NEWARK, NJ — The Islamic Society of Essex County, long based in downtown Newark, is making moves to relocate its headquarters, but not without attracting the ire of its congregants.
Worshippers at the 11-story ISEC building, also known as the Branford Masjid, are claiming the board of trustees deliberately kept the mosque closed to sell the building in a so-called backroom deal. Two plaintiffs filed suit against the board claiming trustees were in violation of the ISEC bylaws, which place the building into a trust.
But trustees say that the sale of the building, including the now-former prayer hall, is a result of the organization’s need for an upgraded facility that will allow it to provide expanded services to its community. The new headquarters, located two blocks from Branford across from Newark City Hall, is a nine-story building that will feature a prayer hall, cafeteria, doctors' offices, classrooms, daycare, legal aid, a food bank and a rehabilitation facility.
According to ISEC, the Branford Masjid, Newark’s former Chamber of Commerce building, has fallen into disrepair due to its age, racking up expenses and deterring tenants from renting vacant offices. Public documents show that the building was never placed in a trust.
“The Branford Place building was a ‘business’ with multiple tenants, and that was taking too much money for us to run. It was becoming difficult for us to carry out our mission to the community: education, religious services and community charity,” said Dr. Attia Sweillam, chairman of the ISEC board of trustees and an Islamic advisor to the "Organization of Islamic Capitals and Cities" NGO at the United Nations.
Trustees say that accumulating taxes, other debts and dwindling donations and attendance prompted the board to look into selling the masjid starting six years ago.
The Branford building, appraised at around $6 million, sold for about $7 million to the winning bidder, allowing ISEC to purchase the new Hill Street location for $7 million. The Superior Court of New Jersey struck down the two litigants’ attempt to enjoin the sale of the Branford building, finding that the board was within its rights to transfer the property.

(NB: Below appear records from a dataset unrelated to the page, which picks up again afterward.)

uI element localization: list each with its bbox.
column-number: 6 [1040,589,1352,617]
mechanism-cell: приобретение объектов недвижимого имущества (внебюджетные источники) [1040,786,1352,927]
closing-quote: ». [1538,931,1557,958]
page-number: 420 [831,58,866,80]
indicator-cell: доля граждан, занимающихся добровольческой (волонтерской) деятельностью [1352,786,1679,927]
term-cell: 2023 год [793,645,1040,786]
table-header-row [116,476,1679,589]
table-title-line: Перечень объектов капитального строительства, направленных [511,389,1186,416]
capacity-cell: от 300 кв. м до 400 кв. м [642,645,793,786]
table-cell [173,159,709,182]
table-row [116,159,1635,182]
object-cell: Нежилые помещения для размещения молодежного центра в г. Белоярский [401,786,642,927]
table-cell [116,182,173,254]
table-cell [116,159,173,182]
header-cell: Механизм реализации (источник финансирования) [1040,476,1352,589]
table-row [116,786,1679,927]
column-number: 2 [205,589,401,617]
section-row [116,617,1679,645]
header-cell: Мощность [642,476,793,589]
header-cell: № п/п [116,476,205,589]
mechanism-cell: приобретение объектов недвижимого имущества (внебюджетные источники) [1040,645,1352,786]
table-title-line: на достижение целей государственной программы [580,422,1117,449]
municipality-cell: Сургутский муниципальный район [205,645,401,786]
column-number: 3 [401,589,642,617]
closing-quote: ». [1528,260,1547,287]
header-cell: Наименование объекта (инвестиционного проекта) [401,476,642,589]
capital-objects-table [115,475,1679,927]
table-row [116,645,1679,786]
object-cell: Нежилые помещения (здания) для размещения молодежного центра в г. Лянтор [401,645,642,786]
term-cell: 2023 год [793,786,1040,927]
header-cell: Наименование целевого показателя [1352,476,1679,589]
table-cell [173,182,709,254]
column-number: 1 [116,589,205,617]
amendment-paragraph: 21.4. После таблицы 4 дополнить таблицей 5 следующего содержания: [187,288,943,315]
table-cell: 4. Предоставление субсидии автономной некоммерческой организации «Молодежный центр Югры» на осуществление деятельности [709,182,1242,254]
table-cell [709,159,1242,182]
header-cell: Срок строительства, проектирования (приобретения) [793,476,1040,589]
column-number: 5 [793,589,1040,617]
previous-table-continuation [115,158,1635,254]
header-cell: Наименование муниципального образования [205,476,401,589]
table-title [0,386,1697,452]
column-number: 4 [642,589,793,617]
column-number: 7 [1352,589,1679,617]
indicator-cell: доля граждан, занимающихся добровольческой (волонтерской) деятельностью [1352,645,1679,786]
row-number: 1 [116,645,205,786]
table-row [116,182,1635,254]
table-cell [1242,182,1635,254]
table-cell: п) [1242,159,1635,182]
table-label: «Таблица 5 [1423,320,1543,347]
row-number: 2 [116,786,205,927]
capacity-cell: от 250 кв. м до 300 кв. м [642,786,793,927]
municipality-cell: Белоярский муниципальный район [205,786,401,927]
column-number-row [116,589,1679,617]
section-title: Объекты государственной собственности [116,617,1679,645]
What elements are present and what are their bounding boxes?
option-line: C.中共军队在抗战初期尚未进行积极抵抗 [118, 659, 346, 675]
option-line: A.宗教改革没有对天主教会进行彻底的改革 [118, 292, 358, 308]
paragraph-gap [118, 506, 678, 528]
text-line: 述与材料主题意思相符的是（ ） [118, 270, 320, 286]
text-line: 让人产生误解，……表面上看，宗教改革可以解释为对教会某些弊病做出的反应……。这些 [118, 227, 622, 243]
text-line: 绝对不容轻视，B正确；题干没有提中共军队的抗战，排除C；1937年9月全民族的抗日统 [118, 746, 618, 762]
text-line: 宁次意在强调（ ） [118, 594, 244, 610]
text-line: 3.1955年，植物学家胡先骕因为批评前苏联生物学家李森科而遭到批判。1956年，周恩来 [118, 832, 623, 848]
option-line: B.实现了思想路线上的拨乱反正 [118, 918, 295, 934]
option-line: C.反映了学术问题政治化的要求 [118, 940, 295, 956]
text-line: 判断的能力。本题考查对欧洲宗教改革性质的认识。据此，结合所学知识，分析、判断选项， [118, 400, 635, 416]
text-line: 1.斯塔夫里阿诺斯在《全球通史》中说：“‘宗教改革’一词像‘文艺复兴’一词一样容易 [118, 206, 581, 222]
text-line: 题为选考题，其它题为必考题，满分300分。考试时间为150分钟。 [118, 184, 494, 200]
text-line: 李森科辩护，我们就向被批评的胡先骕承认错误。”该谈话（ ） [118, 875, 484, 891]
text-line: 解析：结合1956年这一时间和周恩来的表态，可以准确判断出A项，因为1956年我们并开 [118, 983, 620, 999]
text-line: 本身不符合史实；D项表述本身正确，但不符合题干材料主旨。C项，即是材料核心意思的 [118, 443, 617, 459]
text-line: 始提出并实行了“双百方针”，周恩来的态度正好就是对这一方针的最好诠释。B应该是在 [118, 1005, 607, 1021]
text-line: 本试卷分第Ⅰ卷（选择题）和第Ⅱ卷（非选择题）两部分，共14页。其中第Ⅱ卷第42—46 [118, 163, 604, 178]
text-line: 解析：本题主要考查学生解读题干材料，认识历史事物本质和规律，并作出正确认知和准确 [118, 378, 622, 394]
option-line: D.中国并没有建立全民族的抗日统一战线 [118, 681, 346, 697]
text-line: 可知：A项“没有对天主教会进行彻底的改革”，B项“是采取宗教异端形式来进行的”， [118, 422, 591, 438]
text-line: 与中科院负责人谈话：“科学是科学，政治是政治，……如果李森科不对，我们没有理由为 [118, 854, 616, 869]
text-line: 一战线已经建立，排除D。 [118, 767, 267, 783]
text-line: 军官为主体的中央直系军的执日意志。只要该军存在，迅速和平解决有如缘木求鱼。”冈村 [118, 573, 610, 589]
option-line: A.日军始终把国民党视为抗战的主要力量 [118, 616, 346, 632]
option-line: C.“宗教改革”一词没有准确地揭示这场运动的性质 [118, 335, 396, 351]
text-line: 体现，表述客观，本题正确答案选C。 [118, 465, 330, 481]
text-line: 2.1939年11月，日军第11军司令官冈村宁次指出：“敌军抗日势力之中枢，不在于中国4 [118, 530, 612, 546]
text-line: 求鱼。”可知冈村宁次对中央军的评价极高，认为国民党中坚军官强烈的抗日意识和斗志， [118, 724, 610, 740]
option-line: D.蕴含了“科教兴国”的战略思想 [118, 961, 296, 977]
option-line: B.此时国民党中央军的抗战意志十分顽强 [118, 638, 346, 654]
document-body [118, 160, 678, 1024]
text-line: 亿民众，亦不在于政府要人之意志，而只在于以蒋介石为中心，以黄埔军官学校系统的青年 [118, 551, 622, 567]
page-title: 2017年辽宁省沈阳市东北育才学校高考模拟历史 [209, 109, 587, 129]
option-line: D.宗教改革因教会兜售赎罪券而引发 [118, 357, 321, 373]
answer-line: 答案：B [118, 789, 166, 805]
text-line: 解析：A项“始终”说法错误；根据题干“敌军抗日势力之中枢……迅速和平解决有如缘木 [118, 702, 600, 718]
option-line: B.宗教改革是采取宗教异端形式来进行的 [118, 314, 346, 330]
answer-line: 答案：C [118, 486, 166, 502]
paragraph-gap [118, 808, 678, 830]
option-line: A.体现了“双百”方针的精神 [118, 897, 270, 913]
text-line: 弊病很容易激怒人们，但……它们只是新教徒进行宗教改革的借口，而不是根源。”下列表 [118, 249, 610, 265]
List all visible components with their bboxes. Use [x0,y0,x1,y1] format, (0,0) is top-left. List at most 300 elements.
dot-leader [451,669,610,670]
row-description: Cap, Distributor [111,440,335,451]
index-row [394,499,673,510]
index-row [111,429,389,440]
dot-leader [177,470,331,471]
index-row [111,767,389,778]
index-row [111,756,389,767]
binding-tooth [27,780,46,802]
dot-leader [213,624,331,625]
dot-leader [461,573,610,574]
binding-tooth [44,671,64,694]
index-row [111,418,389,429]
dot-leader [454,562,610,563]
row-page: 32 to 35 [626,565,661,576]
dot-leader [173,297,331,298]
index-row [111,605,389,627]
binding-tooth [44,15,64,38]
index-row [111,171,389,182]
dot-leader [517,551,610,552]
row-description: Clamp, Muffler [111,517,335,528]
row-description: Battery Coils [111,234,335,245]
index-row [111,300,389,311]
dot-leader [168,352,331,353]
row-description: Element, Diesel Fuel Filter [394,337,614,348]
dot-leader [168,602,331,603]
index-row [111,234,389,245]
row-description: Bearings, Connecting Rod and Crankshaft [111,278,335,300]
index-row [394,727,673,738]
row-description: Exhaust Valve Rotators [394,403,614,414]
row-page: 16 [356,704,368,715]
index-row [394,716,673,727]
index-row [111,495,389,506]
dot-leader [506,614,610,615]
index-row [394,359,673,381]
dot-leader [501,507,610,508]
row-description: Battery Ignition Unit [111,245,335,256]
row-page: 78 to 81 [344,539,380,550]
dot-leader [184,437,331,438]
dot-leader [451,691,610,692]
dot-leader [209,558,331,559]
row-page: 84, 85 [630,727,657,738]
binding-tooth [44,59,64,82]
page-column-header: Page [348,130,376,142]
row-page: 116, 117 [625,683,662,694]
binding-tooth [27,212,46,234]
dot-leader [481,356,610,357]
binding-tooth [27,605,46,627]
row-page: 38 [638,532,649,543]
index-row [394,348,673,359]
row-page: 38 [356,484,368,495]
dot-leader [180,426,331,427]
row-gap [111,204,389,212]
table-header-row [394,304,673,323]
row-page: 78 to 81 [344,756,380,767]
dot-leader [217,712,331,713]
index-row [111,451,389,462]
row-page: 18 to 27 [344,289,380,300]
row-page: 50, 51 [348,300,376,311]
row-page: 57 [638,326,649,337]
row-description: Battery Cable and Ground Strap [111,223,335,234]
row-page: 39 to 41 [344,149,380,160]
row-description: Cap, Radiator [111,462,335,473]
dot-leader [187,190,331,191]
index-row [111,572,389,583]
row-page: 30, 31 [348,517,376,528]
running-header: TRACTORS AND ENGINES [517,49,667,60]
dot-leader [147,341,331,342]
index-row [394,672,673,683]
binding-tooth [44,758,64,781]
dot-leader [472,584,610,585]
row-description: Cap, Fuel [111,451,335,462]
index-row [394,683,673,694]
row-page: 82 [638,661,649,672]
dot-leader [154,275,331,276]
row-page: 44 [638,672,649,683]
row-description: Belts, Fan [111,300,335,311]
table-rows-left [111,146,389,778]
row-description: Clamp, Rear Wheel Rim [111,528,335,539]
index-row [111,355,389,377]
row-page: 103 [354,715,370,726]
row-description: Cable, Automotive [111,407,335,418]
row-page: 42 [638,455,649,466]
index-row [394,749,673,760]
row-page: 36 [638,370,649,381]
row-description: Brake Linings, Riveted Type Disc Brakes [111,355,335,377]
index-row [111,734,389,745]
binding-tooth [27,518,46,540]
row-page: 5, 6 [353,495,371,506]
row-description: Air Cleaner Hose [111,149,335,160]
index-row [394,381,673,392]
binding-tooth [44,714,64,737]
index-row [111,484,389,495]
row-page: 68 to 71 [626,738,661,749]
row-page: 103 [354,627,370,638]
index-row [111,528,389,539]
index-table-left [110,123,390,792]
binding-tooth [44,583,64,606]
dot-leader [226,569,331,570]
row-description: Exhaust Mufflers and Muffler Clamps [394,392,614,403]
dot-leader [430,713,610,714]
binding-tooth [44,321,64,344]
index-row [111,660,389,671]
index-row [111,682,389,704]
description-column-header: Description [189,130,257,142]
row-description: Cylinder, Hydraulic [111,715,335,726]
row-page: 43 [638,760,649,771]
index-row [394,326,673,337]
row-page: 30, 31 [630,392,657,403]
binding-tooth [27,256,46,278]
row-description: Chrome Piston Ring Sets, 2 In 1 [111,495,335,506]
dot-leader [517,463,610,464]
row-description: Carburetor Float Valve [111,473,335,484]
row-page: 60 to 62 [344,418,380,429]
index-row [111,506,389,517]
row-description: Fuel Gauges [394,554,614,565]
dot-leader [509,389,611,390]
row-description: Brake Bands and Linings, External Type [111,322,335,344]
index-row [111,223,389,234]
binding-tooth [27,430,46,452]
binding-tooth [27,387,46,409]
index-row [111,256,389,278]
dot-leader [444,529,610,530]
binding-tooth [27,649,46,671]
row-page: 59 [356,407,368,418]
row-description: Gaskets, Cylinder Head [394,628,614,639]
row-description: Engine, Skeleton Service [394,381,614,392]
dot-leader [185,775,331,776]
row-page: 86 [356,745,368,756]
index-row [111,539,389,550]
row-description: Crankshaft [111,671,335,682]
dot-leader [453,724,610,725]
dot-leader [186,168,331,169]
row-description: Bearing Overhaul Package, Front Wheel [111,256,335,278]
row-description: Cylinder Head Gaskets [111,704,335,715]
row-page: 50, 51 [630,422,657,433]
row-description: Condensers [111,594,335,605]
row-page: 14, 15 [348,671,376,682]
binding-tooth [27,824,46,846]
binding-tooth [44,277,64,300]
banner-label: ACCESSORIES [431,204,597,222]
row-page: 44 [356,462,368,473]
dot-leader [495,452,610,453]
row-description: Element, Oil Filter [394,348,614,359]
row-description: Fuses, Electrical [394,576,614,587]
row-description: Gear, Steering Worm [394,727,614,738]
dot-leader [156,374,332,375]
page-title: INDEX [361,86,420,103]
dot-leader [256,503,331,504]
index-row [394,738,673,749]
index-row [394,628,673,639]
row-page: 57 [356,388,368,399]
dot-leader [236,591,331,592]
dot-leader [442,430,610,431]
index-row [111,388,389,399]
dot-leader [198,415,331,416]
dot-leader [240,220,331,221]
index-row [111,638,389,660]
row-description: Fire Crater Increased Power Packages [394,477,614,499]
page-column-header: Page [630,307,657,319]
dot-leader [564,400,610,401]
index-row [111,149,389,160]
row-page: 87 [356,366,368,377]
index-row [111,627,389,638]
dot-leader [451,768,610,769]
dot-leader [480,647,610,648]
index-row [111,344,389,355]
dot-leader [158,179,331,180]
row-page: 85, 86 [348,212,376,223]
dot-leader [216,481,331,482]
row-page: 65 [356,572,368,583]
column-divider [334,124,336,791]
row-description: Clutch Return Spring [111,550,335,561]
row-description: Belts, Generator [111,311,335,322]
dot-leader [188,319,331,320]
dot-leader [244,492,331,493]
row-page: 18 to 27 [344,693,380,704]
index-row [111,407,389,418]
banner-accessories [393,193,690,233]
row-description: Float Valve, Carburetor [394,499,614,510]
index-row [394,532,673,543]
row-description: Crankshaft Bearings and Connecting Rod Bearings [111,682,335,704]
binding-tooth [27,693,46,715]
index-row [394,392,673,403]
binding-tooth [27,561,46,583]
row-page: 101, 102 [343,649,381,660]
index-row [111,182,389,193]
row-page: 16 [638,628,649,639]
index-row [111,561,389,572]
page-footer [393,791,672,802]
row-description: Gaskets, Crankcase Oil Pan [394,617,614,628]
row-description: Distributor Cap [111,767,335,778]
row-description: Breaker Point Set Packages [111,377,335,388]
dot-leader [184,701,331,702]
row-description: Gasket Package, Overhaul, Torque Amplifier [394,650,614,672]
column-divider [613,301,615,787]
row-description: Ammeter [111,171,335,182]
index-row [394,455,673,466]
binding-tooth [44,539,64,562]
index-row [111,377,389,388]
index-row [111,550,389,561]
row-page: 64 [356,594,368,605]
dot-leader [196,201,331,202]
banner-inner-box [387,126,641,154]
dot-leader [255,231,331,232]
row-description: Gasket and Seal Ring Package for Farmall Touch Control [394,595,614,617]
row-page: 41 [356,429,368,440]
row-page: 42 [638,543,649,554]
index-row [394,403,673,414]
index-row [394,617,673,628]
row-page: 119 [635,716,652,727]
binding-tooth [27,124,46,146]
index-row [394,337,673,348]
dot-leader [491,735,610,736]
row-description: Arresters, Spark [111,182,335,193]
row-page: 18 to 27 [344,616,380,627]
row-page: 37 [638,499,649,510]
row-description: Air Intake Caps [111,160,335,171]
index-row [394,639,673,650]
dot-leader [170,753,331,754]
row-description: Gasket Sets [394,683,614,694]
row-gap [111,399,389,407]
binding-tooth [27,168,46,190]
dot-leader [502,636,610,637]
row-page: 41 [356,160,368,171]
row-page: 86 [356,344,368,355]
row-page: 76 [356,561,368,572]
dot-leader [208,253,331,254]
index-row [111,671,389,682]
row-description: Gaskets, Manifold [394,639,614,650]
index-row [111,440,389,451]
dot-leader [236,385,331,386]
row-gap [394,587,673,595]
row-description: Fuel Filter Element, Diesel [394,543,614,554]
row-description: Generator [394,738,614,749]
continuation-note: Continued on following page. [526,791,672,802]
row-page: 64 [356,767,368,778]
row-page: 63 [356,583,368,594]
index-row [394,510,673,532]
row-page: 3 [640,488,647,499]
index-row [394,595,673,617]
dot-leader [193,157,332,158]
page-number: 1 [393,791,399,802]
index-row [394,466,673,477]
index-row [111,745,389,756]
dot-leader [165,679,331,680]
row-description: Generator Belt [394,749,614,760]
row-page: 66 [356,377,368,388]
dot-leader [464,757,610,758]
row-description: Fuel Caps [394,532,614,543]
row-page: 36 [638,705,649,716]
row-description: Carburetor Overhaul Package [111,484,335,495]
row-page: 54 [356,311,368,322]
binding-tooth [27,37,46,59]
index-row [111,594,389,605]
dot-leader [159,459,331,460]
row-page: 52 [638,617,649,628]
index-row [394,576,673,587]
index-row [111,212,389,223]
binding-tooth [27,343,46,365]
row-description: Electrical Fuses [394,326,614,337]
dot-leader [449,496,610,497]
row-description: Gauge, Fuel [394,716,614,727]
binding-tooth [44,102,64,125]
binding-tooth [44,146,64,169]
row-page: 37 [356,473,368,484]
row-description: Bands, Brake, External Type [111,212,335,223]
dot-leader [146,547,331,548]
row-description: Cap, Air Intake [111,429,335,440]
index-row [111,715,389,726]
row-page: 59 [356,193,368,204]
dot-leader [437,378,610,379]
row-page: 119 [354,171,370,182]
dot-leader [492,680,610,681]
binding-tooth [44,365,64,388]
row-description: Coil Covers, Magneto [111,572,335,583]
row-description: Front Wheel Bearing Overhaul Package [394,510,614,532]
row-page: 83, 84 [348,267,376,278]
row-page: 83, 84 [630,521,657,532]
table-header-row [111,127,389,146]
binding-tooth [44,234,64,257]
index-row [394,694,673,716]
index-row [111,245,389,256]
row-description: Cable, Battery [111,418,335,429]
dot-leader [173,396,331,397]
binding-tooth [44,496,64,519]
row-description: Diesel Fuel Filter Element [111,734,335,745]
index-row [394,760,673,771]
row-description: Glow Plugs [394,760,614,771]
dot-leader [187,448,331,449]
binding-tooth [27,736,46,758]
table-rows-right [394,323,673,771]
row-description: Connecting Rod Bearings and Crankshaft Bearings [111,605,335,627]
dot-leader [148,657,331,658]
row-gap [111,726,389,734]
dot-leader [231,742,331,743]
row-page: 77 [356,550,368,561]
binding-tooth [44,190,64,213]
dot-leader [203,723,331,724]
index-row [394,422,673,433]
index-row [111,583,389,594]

“The winning bidder presented the best evaluated deal, and didn’t put us in the position of having to do risky seller financing,” said Omar Riad, board vice chair. “There has been a lot of deception about this deal spread throughout our community,” Riad added. “When we found our new headquarters building, we knew it would help us continue our community mission and worship services, when other offers put us at great risk for the benefit of the bidders.”
Trustees added that without the sale and relocation, ISEC would be able to continue serving the community. Newarkers rely on the organization for meals and other services every week.
“We were facing closure. There would be no more community services or prayer hall if we continued in Branford,” Sweillam said. “Instead, we can now continue both, in a much-upgraded, well-maintained building that welcomes the community,” he said. “It is unconscionable that some people are spreading lies, often anonymously, to try to block these community benefits for self-gain.”